La gatta di mia zia.






Il fastidio guizza dagli occhi. I miei poveri nervi indolenziti.
La zia ha passato la serata cercando di convincermi, secondo me di convincersi, dell'esistenza reale ed effettiva d'un paradiso per animali:

-"E' che io non posso non pensare che un essere che..."
-"Singhiozzo."
-"...è in grado di capire e di farsi capire, che ha la percezione di sé,..."
-"..."
-"...non abbia un'anima! Ho letto da qualche parte che un qualche organo della chiesa ha stabilito che possano risorgere, che ci ricongiungeremo a loro!"
-"Singhiozzo."
-"Non riesco a capire se stai piangendo o ridendo."
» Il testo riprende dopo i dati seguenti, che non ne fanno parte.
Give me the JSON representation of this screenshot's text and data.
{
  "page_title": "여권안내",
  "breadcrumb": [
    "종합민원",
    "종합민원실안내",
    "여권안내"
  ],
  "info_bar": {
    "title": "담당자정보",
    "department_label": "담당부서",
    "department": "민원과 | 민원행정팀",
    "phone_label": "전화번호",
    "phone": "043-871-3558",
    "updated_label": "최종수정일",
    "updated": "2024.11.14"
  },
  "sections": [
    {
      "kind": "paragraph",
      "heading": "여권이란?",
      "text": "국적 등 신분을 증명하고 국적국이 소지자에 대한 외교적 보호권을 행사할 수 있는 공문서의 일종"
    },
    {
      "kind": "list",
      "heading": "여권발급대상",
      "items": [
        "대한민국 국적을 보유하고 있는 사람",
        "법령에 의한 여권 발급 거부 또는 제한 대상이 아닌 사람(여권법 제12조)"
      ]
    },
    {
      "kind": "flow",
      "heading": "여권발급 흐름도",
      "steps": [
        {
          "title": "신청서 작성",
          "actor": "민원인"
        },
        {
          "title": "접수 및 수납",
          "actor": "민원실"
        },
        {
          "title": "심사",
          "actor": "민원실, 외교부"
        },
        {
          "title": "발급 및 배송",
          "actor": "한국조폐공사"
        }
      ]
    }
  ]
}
E' colpa del nostro cervello, mi pare d'aver letto, se ricerchiamo nel nulla e nell'altro immagini sensibili e modi d'agire a noi comuni, tanto da sperare addirittura in una resurrezione felina. C'è un Dio felino? I gatti commettono peccati? Inferno e Purgatorio? Nada, eh! Morto un animale domestico non se ne fa un altro, no.

Piangevo.
Quel misero cuore che tanto ha dato, credo, dev'esser lacero dal dolore.

Stronza fino alla fine.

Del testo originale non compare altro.